Some of us get linux-kernel in digest mode, and "a few messages down"
means "several hours later that day".
>The counter to that is "we don't want to". Which is weak. Suppose that
>you had a system that was capable of sustaining an interrupt rate of
>X/sec. You needed to process events at Y/second where Y was slightly
>less than X. You could imagine a set of values for Y where it just
>simply wasn't an option to process this data at user level unless you
>could transition to user level for free. At that point, you're doing
>it in the driver because you have no choice. Right?
[ .. An excellent cost breakdown analysis of the in-kernel versus in-user
space approaches elided ...
]
Userspace:
> Total 46 usecs
Kernel:
> Total 15 usecs
>You tell me what you would do.
OK, I can't tell you what I would do in this case. I don't know the
nature of the computation thats done in the 5usec you postulated, how
much it depends on extensive in-memory data structures, persistent
information thats recomputed from a file periodically or whatever. It
may well be that putting it into a driver/module is the right
solution, and Linux is certainly the easiest platform I know of for
doing so.
However, let me give you a related example with which I am very
familiar that illustrates some of the difficulties of just putting it
in the driver. I'll try to make it brief(ish).
I have a music-related application that needs about 2msec resolution
in the ideal case. Given that on Intel, HZ=100 is a pretty close to
optimal setting, giving only 10msec maximal resolution in the kernel,
and 10msec +/- 5msec in userspace via sigitimer(2) or any
wake_up()-based solution. An obvious solution is to put the code into
the kernel, and get precise timing, either from the system timer
(particularly with the help of the UTIMER patch), or better yet one of
the nano-second timers present on most audio cards.

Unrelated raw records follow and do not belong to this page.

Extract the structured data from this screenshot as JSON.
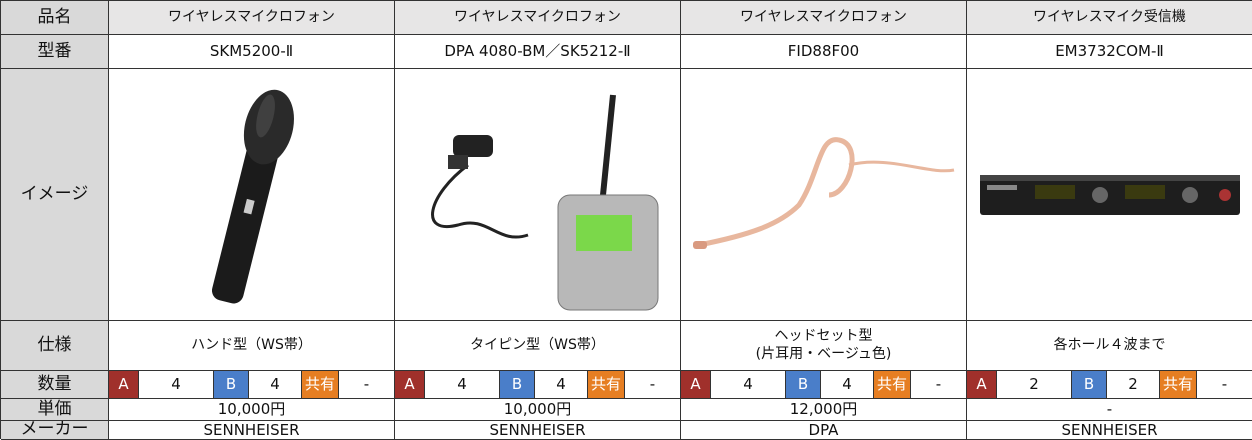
{
  "table": {
    "row_labels": [
      "品名",
      "型番",
      "イメージ",
      "仕様",
      "数量",
      "単価",
      "メーカー"
    ],
    "products": [
      {
        "name": "ワイヤレスマイクロフォン",
        "model": "SKM5200-Ⅱ",
        "spec": [
          "ハンド型（WS帯）"
        ],
        "quantity": [
          {
            "label": "A",
            "count": 4
          },
          {
            "label": "B",
            "count": 4
          },
          {
            "label": "共有",
            "count": "-"
          }
        ],
        "price": "10,000円",
        "maker": "SENNHEISER"
      },
      {
        "name": "ワイヤレスマイクロフォン",
        "model": "DPA 4080-BM／SK5212-Ⅱ",
        "spec": [
          "タイピン型（WS帯）"
        ],
        "quantity": [
          {
            "label": "A",
            "count": 4
          },
          {
            "label": "B",
            "count": 4
          },
          {
            "label": "共有",
            "count": "-"
          }
        ],
        "price": "10,000円",
        "maker": "SENNHEISER"
      },
      {
        "name": "ワイヤレスマイクロフォン",
        "model": "FID88F00",
        "spec": [
          "ヘッドセット型",
          "(片耳用・ベージュ色)"
        ],
        "quantity": [
          {
            "label": "A",
            "count": 4
          },
          {
            "label": "B",
            "count": 4
          },
          {
            "label": "共有",
            "count": "-"
          }
        ],
        "price": "12,000円",
        "maker": "DPA"
      },
      {
        "name": "ワイヤレスマイク受信機",
        "model": "EM3732COM-Ⅱ",
        "spec": [
          "各ホール４波まで"
        ],
        "quantity": [
          {
            "label": "A",
            "count": 2
          },
          {
            "label": "B",
            "count": 2
          },
          {
            "label": "共有",
            "count": "-"
          }
        ],
        "price": "-",
        "maker": "SENNHEISER"
      }
    ]
  }
}
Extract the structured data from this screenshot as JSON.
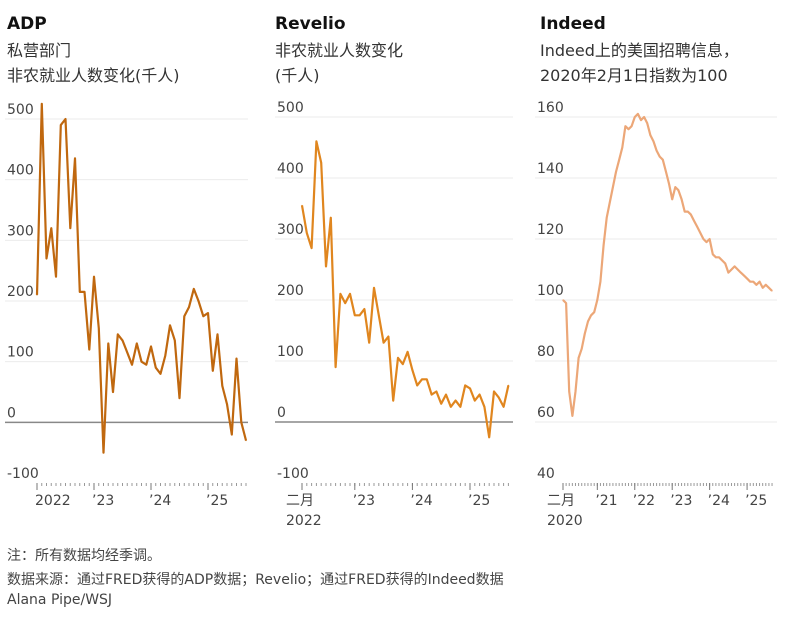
{
  "chart_data": [
    {
      "type": "line",
      "title": "ADP",
      "subtitle": [
        "私营部门",
        "非农就业人数变化(千人)"
      ],
      "color": "#c0680f",
      "start": "2022-01",
      "ylim": [
        -100,
        500
      ],
      "yticks": [
        500,
        400,
        300,
        200,
        100,
        0,
        -100
      ],
      "xtick_labels": [
        {
          "label": "2022",
          "month_index": 0
        },
        {
          "label": "’23",
          "month_index": 12
        },
        {
          "label": "’24",
          "month_index": 24
        },
        {
          "label": "’25",
          "month_index": 36
        }
      ],
      "values": [
        210,
        525,
        270,
        320,
        240,
        490,
        500,
        320,
        435,
        215,
        215,
        120,
        240,
        155,
        -50,
        130,
        50,
        145,
        135,
        115,
        95,
        130,
        100,
        95,
        125,
        90,
        80,
        110,
        160,
        135,
        40,
        175,
        190,
        220,
        200,
        175,
        180,
        85,
        145,
        60,
        30,
        -20,
        105,
        0,
        -30
      ]
    },
    {
      "type": "line",
      "title": "Revelio",
      "subtitle": [
        "非农就业人数变化",
        "(千人)"
      ],
      "color": "#e0861f",
      "start": "2022-02",
      "ylim": [
        -100,
        500
      ],
      "yticks": [
        500,
        400,
        300,
        200,
        100,
        0,
        -100
      ],
      "xtick_labels": [
        {
          "label": "二月",
          "label2": "2022",
          "month_index": 0
        },
        {
          "label": "’23",
          "month_index": 11
        },
        {
          "label": "’24",
          "month_index": 23
        },
        {
          "label": "’25",
          "month_index": 35
        }
      ],
      "values": [
        355,
        310,
        285,
        460,
        425,
        255,
        335,
        90,
        210,
        195,
        210,
        175,
        175,
        185,
        130,
        220,
        175,
        130,
        140,
        35,
        105,
        95,
        115,
        85,
        60,
        70,
        70,
        45,
        50,
        30,
        45,
        25,
        35,
        25,
        60,
        55,
        35,
        45,
        25,
        -25,
        50,
        40,
        25,
        60
      ]
    },
    {
      "type": "line",
      "title": "Indeed",
      "subtitle": [
        "Indeed上的美国招聘信息，",
        "2020年2月1日指数为100"
      ],
      "color": "#eca778",
      "start": "2020-02",
      "ylim": [
        40,
        160
      ],
      "yticks": [
        160,
        140,
        120,
        100,
        80,
        60,
        40
      ],
      "xtick_labels": [
        {
          "label": "二月",
          "label2": "2020",
          "month_index": 0
        },
        {
          "label": "’21",
          "month_index": 11
        },
        {
          "label": "’22",
          "month_index": 23
        },
        {
          "label": "’23",
          "month_index": 35
        },
        {
          "label": "’24",
          "month_index": 47
        },
        {
          "label": "’25",
          "month_index": 59
        }
      ],
      "values": [
        100,
        99,
        70,
        62,
        70,
        81,
        84,
        89,
        93,
        95,
        96,
        100,
        106,
        118,
        127,
        132,
        137,
        142,
        146,
        150,
        157,
        156,
        157,
        160,
        161,
        159,
        160,
        158,
        154,
        152,
        149,
        147,
        146,
        142,
        138,
        133,
        137,
        136,
        133,
        129,
        129,
        128,
        126,
        124,
        122,
        120,
        119,
        120,
        115,
        114,
        114,
        113,
        112,
        109,
        110,
        111,
        110,
        109,
        108,
        107,
        106,
        106,
        105,
        106,
        104,
        105,
        104,
        103
      ]
    }
  ],
  "footer": {
    "note": "注：所有数据均经季调。",
    "source": "数据来源：通过FRED获得的ADP数据；Revelio；通过FRED获得的Indeed数据",
    "credit": "Alana Pipe/WSJ"
  }
}
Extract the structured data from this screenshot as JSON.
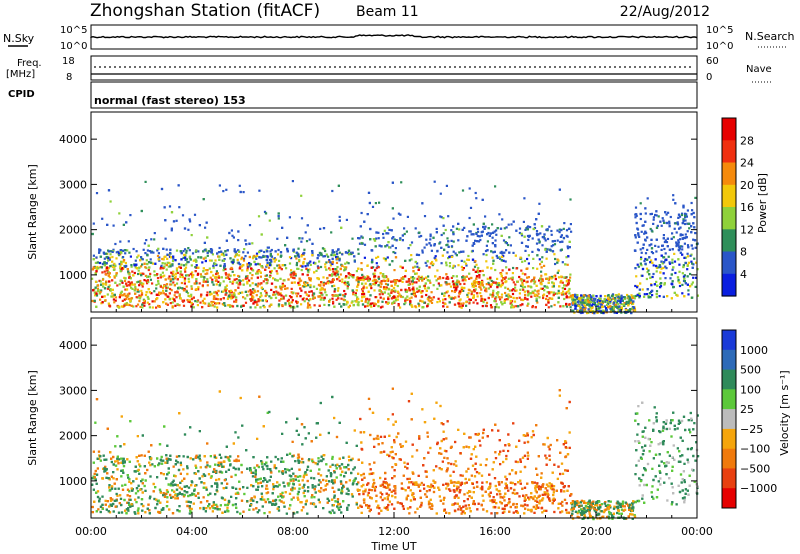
{
  "header": {
    "station": "Zhongshan Station (fitACF)",
    "beam": "Beam 11",
    "date": "22/Aug/2012"
  },
  "summary_panels": {
    "nsky_label": "N.Sky",
    "nsearch_label": "N.Search",
    "nsky_ticks": [
      "10^5",
      "10^0"
    ],
    "nsearch_ticks": [
      "10^5",
      "10^0"
    ],
    "freq_label_top": "Freq.",
    "freq_label_unit": "[MHz]",
    "freq_ticks": [
      "18",
      "8"
    ],
    "nave_label": "Nave",
    "nave_ticks": [
      "60",
      "0"
    ],
    "cpid_label": "CPID",
    "cpid_value": "normal (fast stereo) 153"
  },
  "chart_data": [
    {
      "type": "heatmap",
      "name": "Power",
      "ylabel": "Slant Range [km]",
      "xlabel": "",
      "xlim": [
        0,
        24
      ],
      "ylim": [
        180,
        4600
      ],
      "yticks": [
        "1000",
        "2000",
        "3000",
        "4000"
      ],
      "colorbar": {
        "label": "Power [dB]",
        "ticks": [
          "4",
          "8",
          "12",
          "16",
          "20",
          "24",
          "28"
        ],
        "colors": [
          "#0a1fe0",
          "#2a56c8",
          "#2f8f5a",
          "#8fd13a",
          "#f2c80a",
          "#f58a0c",
          "#f03010",
          "#e60000"
        ]
      },
      "scatter_regions": [
        {
          "t": [
            0,
            7.5
          ],
          "range": [
            300,
            1000
          ],
          "level": "high"
        },
        {
          "t": [
            7.5,
            10.5
          ],
          "range": [
            300,
            800
          ],
          "level": "high"
        },
        {
          "t": [
            10.5,
            19
          ],
          "range": [
            1000,
            1800
          ],
          "level": "medium"
        },
        {
          "t": [
            12,
            15.5
          ],
          "range": [
            900,
            1500
          ],
          "level": "high"
        },
        {
          "t": [
            17,
            21
          ],
          "range": [
            200,
            500
          ],
          "level": "medium"
        },
        {
          "t": [
            22,
            24
          ],
          "range": [
            500,
            2800
          ],
          "level": "low"
        }
      ]
    },
    {
      "type": "heatmap",
      "name": "Velocity",
      "ylabel": "Slant Range [km]",
      "xlabel": "Time UT",
      "xlim": [
        0,
        24
      ],
      "ylim": [
        180,
        4600
      ],
      "xticks": [
        "00:00",
        "04:00",
        "08:00",
        "12:00",
        "16:00",
        "20:00",
        "00:00"
      ],
      "yticks": [
        "1000",
        "2000",
        "3000",
        "4000"
      ],
      "colorbar": {
        "label": "Velocity [m s⁻¹]",
        "ticks": [
          "1000",
          "500",
          "100",
          "25",
          "−25",
          "−100",
          "−500",
          "−1000"
        ],
        "colors": [
          "#1a3ad8",
          "#2d6ab8",
          "#2f8a5a",
          "#5cc83a",
          "#bcbcbc",
          "#f5a50c",
          "#f07a0c",
          "#e84010",
          "#e60000"
        ]
      },
      "scatter_regions": [
        {
          "t": [
            0,
            7.5
          ],
          "range": [
            300,
            1000
          ],
          "level": "negative"
        },
        {
          "t": [
            10.5,
            16
          ],
          "range": [
            800,
            2000
          ],
          "level": "negative"
        },
        {
          "t": [
            16,
            21
          ],
          "range": [
            200,
            800
          ],
          "level": "mixed"
        },
        {
          "t": [
            22,
            24
          ],
          "range": [
            500,
            2800
          ],
          "level": "positive"
        }
      ]
    }
  ]
}
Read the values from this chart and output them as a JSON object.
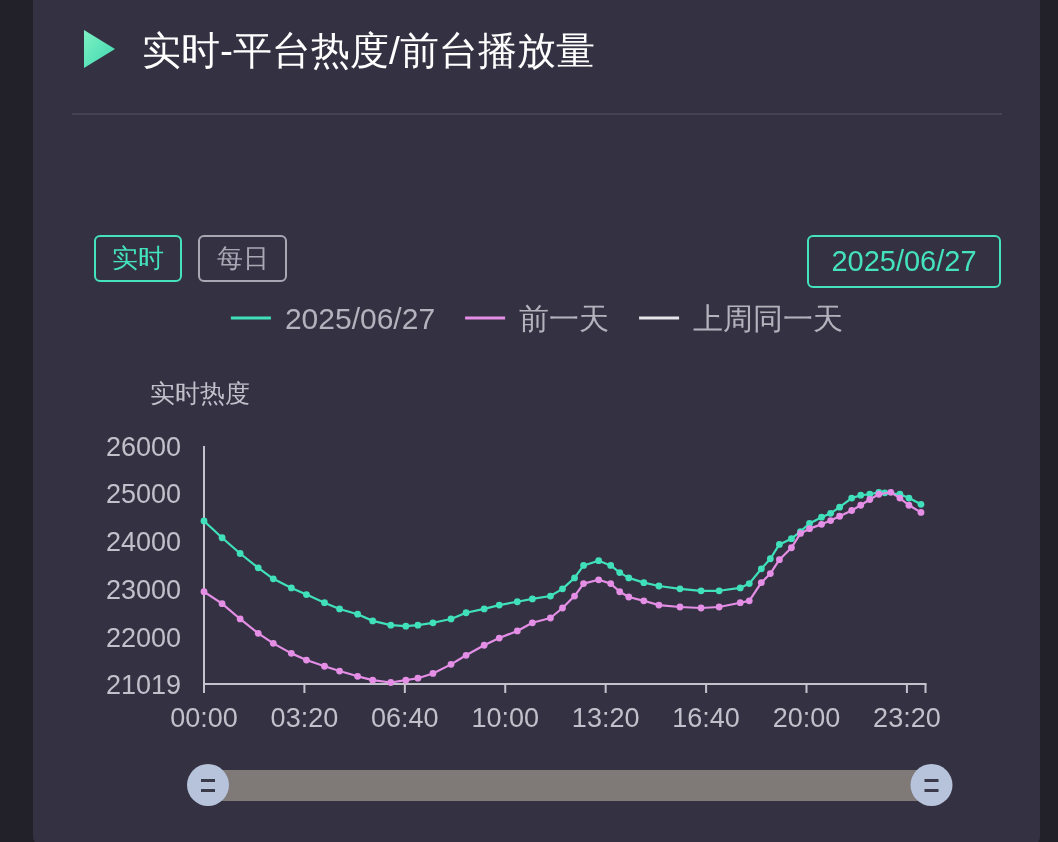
{
  "chart_data": {
    "type": "line",
    "title": "实时-平台热度/前台播放量",
    "ylabel": "实时热度",
    "annotations": [
      "实时",
      "每日",
      "2025/06/27"
    ],
    "x": [
      0,
      0.6,
      1.2,
      1.8,
      2.3,
      2.9,
      3.4,
      4.0,
      4.5,
      5.1,
      5.6,
      6.2,
      6.7,
      7.1,
      7.6,
      8.2,
      8.7,
      9.3,
      9.8,
      10.4,
      10.9,
      11.5,
      11.9,
      12.3,
      12.6,
      13.1,
      13.5,
      13.8,
      14.1,
      14.6,
      15.1,
      15.8,
      16.5,
      17.1,
      17.8,
      18.1,
      18.5,
      18.8,
      19.1,
      19.5,
      19.8,
      20.1,
      20.5,
      20.8,
      21.1,
      21.5,
      21.8,
      22.1,
      22.4,
      22.8,
      23.1,
      23.4,
      23.8
    ],
    "series": [
      {
        "name": "2025/06/27",
        "color": "#40e0bc",
        "x": [
          0,
          0.6,
          1.2,
          1.8,
          2.3,
          2.9,
          3.4,
          4.0,
          4.5,
          5.1,
          5.6,
          6.2,
          6.7,
          7.1,
          7.6,
          8.2,
          8.7,
          9.3,
          9.8,
          10.4,
          10.9,
          11.5,
          11.9,
          12.3,
          12.6,
          13.1,
          13.5,
          13.8,
          14.1,
          14.6,
          15.1,
          15.8,
          16.5,
          17.1,
          17.8,
          18.1,
          18.5,
          18.8,
          19.1,
          19.5,
          19.8,
          20.1,
          20.5,
          20.8,
          21.1,
          21.5,
          21.8,
          22.1,
          22.4,
          22.6,
          23.1,
          23.4,
          23.8
        ],
        "values": [
          24430,
          24080,
          23750,
          23450,
          23220,
          23030,
          22890,
          22720,
          22590,
          22480,
          22340,
          22250,
          22230,
          22250,
          22300,
          22380,
          22510,
          22590,
          22670,
          22740,
          22800,
          22860,
          23010,
          23240,
          23500,
          23600,
          23500,
          23350,
          23240,
          23140,
          23070,
          23010,
          22970,
          22970,
          23030,
          23120,
          23430,
          23640,
          23940,
          24060,
          24210,
          24380,
          24510,
          24590,
          24720,
          24910,
          24970,
          24990,
          25030,
          25020,
          24990,
          24910,
          24780
        ]
      },
      {
        "name": "前一天",
        "color": "#e48ee6",
        "values": [
          22950,
          22700,
          22380,
          22080,
          21870,
          21660,
          21520,
          21390,
          21290,
          21180,
          21100,
          21050,
          21100,
          21140,
          21240,
          21430,
          21620,
          21830,
          21980,
          22130,
          22300,
          22400,
          22610,
          22860,
          23120,
          23200,
          23120,
          22950,
          22840,
          22760,
          22670,
          22630,
          22610,
          22630,
          22720,
          22760,
          23140,
          23330,
          23620,
          23870,
          24170,
          24270,
          24360,
          24440,
          24530,
          24650,
          24760,
          24880,
          24990,
          25030,
          24910,
          24760,
          24610
        ]
      },
      {
        "name": "上周同一天",
        "color": "#e6e6ea",
        "values": [
          null,
          null,
          null,
          null,
          null,
          null,
          null,
          null,
          null,
          null,
          null,
          null,
          null,
          null,
          null,
          null,
          null,
          null,
          null,
          null,
          null,
          null,
          null,
          null,
          null,
          null,
          null,
          null,
          null,
          null,
          null,
          null,
          null,
          null,
          null,
          null,
          null,
          null,
          null,
          null,
          null,
          null,
          null,
          null,
          null,
          null,
          null,
          null,
          null,
          null,
          null,
          null,
          null
        ]
      }
    ],
    "xlim": [
      0,
      23.95
    ],
    "xticks": [
      {
        "value": 0,
        "label": "00:00"
      },
      {
        "value": 3.333,
        "label": "03:20"
      },
      {
        "value": 6.667,
        "label": "06:40"
      },
      {
        "value": 10,
        "label": "10:00"
      },
      {
        "value": 13.333,
        "label": "13:20"
      },
      {
        "value": 16.667,
        "label": "16:40"
      },
      {
        "value": 20,
        "label": "20:00"
      },
      {
        "value": 23.333,
        "label": "23:20"
      },
      {
        "value": 23.95,
        "label": null
      }
    ],
    "ylim": [
      21019,
      26000
    ],
    "yticks": [
      21019,
      22000,
      23000,
      24000,
      25000,
      26000
    ],
    "legend": "top",
    "marker": "circle",
    "line_style": "solid"
  }
}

But the nature of the "central computation" in this case is intimately
connected to a GUI that fronts the program, and in some common
situations, you *CANNOT* do the computation until the relevant "timer
interrupt" is received. There's no way to compute it ahead of time,
since the computation consists of blending information from multiple,
independently timed, possibly random event streams controlled by the
GUI.
So, to put the computation in this case into the kernel also means
designing a protocol for moving the state of the GUI back-and-forth
between user-space and the kernel. This protocol isn't hard to do, but
it complicates the future evolution of the program: every time the
program is tweaked, it becomes necessary to decide whether the change
should be made in the kernel component or the userspace component. It
also means reimplementing the entire design, since you can't easily
run C++ code in the kernel. It also means adding a moderately
substantial chunk of code and a notable chunk of memory to the
kernel-side.
I still haven't decided what to do yet. Its possible that I can only
get 2msec timing by going down the module route and running the code
in the kernel. I might just stick with the currently poor time
resolution offered by sigitmer(2).
My example isn't like Richard's in most respects. But it does
illustrate that "putting it in a driver" isn't a simple
decision. Sometimes the computation that we want done with low latency
relies on a much larger framework of data manipulation, and although
we don't mind having the computation itself be in the kernel, there
are many times when it would very inappropriate to do the whole thing
there.
Sometimes, the driver route is the right one. Sometimes, its
not. Enabling behaviour in the kernel that avoids forcing the driver
solution on situations where its less than ideal seems like a nice
idea to me. Decreasing the latency associated with switching to an RT
thread after an interrupt seems like that kind of thing to me.